Questionado sobre a partir de qual espetro político parte a maioria das ‘fake news’, Paulo Rená Santarém apontou a direita, apesar de garantir que não existe uma “exclusividade”.

“Até agora, o que tenho verificado é que, embora as ‘fake news’ não sejam exclusivas da direita, há essa prevalência. Em relação ao sucesso que essas campanhas possam ter, a direita acabou por crescer mais do que a esquerda. Se a esquerda está a usar o mesmo método, está a usá-lo mal, desse ponto de vista da eficiência”, analisou o professor.

“Mas acredito que o prejuízo das notícias falsas extrapola a polarização político-partidária. Acho que quem pertence ao mesmo espetro político, acaba por sair prejudicado em função do efeito final, dessa desinformação” acrescentou o brasileiro.

Paulo Rená Santarém frisou, porém, que o Brasil está longe de fazer tudo o que está ao seu alcance para travar este problema, salientando que a legislação existente, e consequentes punições, raramente são aplicadas.

“O que se percebe na verdade é que as sanções não têm sido suficientemente aplicadas. No Brasil, não é como se estivéssemos numa situação em que as instituições já fizeram tudo o que poderia ser feito. Na verdade, a legislação ainda não tem sido aplicada, apesar de termos uma mudança recente, em 2019. Esperamos que ela seja agora aplicada em 2020”, disse.

Para exemplificar a falta de punição para a desinformação no país, o professor deu o caso de uma desembargadora brasileira, que publicou nas suas redes sociais que a vereadora Marielle Franco, assassinada a tiro no Rio de Janeiro em 2018, teria uma vida vinculada ao tráfico de droga, através de um relacionamento amoroso com um chefe do tráfico.

“Rapidamente a mobilização em rede social foi suficiente para desmentir essa afirmação, mas não me parece que essa desembargadora tenha sido punida à altura da gravidade daquilo que ela difundiu e também da seriedade do cargo que ela ocupa, porque, mais tarde, voltou a publicar outra informação falsa”, lamentou o especialista.

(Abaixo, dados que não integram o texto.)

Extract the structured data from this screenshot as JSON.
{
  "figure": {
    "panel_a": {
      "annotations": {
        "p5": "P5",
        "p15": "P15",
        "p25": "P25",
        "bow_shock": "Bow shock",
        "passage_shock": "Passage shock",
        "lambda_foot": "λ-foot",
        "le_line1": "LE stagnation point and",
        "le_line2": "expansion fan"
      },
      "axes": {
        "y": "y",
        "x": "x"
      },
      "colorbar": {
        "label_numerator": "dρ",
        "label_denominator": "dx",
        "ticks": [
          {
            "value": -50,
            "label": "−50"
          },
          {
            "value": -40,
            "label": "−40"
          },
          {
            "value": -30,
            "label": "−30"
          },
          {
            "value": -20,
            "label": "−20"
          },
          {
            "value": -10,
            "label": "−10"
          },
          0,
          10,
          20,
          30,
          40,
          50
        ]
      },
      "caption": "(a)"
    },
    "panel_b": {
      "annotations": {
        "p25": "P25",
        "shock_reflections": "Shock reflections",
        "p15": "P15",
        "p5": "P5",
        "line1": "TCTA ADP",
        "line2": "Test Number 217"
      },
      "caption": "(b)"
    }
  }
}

Na avaliação de Paulo Rená Santarém, é certo que as municipais deste ano no Brasil não ficarão longe das campanhas de desinformação, apelando a que cada cidadão tente adotar posturas mais cuidadosas em relação à informação que recebe ou transmite.

“A minha perspetiva, infelizmente, não é outra, tendo ainda em conta a nossa experiência aqui no Brasil com a covid-19. Estamos numa ocasião onde está toda a gente muito sensível e receosa, então as pessoas têm tendência para acreditar naquilo que lhes pareça razoável, sem exatamente duvidar. Acho que a única solução é mesmo a população se tornar imune a esse tipo de estratégias”, concluiu, em declarações à Lusa.